Internal QA hiring in the UK follows a predictable timeline that often stretches longer than anticipated. You need 1-2 weeks to finalize job descriptions and get headcount approval, 4-8 weeks to source candidates through job boards and agencies, 2-3 weeks for interview rounds, then 1-8 weeks notice period depending on seniority. Realistically, you're looking at 3-5 months from "we need QA" to having a productive team member.

Using Hireo compresses the sourcing and screening phases by automating CV parsing and candidate matching. Instead of manually reviewing 200 CVs, you upload job requirements and get ranked candidates with relevant experience in minutes. This can reduce time-to-hire from 5 months to 2-3 months, but you still face the fundamental constraint of candidate notice periods and interview scheduling.
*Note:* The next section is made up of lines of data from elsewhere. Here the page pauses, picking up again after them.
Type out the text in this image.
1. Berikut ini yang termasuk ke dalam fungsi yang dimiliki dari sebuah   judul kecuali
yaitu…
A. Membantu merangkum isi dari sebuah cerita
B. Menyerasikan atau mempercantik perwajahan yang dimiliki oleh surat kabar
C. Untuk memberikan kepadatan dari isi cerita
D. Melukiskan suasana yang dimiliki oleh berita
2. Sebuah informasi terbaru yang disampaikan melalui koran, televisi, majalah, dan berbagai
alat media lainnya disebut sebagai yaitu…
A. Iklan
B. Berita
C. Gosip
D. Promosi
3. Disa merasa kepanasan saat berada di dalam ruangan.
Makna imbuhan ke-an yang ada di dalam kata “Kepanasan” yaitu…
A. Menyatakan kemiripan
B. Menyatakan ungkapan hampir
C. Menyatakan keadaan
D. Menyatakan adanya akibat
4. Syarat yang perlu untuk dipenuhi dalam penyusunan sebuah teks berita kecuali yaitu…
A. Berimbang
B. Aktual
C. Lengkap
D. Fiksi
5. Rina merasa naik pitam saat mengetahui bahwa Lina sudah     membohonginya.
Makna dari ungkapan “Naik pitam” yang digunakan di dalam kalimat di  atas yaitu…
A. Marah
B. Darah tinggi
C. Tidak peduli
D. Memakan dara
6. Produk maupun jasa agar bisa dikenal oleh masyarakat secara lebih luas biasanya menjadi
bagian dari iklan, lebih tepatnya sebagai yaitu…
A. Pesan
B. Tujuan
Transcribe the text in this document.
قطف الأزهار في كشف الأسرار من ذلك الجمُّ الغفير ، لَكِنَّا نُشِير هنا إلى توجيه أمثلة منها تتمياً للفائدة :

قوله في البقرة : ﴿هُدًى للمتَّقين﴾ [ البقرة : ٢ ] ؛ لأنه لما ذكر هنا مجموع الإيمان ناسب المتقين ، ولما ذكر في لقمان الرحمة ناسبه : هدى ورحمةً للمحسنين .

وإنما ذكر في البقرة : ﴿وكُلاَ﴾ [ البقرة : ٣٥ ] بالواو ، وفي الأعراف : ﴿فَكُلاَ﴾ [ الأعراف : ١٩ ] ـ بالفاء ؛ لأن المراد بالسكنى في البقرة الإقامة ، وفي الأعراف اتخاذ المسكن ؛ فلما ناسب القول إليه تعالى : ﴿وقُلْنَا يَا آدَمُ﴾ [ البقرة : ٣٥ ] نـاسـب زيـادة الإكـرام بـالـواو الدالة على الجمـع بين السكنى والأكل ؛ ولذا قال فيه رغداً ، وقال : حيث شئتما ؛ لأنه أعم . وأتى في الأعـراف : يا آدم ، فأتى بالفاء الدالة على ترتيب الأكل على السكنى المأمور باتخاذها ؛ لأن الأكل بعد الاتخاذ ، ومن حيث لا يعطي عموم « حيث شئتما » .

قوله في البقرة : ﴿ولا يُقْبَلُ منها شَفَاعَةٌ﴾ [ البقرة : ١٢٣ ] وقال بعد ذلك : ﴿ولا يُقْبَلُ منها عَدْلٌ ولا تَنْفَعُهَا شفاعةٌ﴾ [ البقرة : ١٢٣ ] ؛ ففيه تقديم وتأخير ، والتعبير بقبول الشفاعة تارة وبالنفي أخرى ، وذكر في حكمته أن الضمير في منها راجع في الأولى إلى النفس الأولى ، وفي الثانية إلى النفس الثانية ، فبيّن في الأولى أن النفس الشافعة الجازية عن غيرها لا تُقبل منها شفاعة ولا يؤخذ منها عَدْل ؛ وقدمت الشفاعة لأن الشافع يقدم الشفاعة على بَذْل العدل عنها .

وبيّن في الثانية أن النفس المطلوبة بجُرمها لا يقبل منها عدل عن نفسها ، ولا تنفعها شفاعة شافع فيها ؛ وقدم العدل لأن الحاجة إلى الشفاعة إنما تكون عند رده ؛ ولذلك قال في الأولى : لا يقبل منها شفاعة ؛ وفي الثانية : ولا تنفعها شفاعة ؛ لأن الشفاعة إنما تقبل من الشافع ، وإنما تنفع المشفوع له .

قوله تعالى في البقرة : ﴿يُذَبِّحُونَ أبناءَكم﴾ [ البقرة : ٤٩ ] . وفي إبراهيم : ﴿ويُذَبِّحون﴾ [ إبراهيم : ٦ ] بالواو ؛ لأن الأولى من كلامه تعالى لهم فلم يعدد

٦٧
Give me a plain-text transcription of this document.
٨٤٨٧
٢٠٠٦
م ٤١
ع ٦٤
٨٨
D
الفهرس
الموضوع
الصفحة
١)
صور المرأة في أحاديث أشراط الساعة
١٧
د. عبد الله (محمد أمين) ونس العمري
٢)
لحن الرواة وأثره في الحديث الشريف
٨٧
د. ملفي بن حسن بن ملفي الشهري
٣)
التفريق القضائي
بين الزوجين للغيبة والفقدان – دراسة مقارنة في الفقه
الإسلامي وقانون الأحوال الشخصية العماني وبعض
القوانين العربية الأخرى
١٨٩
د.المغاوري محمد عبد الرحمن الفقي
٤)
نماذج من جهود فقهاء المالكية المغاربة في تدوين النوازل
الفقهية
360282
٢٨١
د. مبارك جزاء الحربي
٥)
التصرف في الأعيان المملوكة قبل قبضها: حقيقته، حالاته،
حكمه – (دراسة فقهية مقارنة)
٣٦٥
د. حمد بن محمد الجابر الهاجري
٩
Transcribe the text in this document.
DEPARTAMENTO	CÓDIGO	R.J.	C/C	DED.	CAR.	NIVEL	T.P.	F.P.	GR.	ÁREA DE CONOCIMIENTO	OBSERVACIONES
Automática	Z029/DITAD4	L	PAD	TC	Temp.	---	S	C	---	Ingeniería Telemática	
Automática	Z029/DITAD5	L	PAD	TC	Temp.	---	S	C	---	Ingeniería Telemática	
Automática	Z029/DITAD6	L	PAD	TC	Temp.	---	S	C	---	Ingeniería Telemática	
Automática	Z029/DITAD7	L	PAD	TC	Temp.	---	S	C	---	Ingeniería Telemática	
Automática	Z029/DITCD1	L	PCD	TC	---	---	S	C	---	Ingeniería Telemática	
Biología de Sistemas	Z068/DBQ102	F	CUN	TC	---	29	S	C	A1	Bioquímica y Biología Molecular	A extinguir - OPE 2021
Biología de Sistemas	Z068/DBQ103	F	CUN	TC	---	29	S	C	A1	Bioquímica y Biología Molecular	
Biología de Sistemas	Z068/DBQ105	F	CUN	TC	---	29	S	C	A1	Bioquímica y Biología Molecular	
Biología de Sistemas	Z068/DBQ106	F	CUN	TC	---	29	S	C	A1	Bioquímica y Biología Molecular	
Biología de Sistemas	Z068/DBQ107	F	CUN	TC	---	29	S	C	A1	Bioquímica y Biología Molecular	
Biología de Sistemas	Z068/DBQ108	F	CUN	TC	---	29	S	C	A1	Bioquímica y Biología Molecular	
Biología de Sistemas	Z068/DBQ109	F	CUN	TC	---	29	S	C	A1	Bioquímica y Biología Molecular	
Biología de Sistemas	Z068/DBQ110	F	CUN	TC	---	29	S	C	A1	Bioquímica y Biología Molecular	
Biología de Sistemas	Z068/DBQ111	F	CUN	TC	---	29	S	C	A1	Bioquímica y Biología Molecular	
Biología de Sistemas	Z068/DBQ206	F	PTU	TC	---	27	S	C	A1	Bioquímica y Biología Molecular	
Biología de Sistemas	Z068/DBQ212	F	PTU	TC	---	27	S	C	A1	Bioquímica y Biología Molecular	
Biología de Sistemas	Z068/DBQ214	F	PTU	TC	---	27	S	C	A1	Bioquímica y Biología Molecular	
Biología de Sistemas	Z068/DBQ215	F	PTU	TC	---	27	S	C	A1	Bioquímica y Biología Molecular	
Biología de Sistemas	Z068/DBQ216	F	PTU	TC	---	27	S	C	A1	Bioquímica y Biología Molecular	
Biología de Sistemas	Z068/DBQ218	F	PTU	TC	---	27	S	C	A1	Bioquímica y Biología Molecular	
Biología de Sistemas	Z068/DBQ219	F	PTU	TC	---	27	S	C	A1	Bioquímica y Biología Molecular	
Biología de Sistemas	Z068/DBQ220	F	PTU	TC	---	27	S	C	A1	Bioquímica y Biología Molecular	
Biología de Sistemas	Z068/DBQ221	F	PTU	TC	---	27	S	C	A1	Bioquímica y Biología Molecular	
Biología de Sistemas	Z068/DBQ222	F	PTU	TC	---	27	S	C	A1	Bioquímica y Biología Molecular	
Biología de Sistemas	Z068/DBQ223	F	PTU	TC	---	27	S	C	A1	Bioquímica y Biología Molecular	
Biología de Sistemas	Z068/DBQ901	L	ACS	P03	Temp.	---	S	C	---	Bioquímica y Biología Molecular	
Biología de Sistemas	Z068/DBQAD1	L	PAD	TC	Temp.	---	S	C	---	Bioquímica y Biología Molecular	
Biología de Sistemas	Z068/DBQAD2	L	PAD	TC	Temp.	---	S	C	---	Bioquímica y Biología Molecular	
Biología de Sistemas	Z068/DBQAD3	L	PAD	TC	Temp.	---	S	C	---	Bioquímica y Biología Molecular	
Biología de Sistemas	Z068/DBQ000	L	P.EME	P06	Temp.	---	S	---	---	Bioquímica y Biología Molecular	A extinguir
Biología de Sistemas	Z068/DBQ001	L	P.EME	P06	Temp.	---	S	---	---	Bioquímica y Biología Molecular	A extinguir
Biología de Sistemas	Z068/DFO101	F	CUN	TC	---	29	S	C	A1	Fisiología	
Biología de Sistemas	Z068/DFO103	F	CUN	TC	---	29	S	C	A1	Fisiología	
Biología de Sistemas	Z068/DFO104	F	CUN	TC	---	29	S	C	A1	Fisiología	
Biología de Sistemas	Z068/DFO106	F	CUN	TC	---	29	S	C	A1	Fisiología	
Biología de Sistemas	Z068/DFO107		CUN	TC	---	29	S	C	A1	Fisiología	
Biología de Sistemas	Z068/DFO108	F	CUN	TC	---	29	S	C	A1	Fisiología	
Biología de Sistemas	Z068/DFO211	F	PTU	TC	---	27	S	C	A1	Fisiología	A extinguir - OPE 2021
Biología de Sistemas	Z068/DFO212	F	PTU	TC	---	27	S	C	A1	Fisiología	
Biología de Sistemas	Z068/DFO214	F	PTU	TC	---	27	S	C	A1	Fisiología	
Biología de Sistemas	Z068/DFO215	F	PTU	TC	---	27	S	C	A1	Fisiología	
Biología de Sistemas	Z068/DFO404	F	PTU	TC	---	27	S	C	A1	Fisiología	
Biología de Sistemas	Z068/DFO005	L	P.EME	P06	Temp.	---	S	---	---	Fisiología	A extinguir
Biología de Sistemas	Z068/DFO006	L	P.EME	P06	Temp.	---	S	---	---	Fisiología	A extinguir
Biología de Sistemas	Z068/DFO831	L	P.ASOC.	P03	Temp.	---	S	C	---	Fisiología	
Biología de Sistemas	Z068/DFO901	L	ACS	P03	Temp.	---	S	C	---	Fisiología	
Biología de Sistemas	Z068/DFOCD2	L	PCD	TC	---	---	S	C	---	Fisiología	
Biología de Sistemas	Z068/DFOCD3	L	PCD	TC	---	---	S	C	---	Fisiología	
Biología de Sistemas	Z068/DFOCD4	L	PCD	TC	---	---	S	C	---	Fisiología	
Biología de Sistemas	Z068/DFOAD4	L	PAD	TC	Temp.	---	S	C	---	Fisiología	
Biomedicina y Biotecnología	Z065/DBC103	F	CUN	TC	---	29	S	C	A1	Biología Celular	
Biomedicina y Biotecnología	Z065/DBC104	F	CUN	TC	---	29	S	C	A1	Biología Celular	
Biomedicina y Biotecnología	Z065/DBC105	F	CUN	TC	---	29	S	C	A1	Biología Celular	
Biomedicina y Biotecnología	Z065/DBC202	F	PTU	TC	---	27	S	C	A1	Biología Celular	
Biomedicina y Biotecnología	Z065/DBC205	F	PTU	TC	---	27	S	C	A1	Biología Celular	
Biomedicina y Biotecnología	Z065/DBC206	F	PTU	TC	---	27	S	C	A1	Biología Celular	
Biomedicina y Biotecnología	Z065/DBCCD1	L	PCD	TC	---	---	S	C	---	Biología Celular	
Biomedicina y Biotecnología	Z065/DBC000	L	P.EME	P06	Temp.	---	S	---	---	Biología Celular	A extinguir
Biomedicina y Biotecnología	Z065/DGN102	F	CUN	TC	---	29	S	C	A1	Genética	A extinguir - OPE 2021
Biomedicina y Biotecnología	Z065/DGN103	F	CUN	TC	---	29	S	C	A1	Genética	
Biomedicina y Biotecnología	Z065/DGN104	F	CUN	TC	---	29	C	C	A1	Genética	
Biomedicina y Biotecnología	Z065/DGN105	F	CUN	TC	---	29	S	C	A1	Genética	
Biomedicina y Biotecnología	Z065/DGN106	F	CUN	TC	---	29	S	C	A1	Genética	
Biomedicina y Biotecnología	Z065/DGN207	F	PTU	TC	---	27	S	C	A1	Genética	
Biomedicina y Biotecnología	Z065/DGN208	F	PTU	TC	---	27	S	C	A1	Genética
Working with software testing companies collapses the timeline to 1-2 weeks. Established vendors maintain bench capacity or can quickly assign engineers from completing projects. Once contracts are signed and access is provisioned, you can have QA engineers running tests within days. If you're launching a product in 6 weeks and just realized you need testing coverage, outsourcing is your only viable option — internal hiring won't complete in time.

The speed advantage extends beyond initial deployment. When an internal QA engineer quits, you're back to the 3-5 month hiring cycle with added knowledge transfer burden. When an outsourced engineer rotates off your project, your vendor handles replacement within 1-2 weeks while maintaining continuity through documentation and handoff procedures. The knowledge lives in the vendor organization rather than individual employees.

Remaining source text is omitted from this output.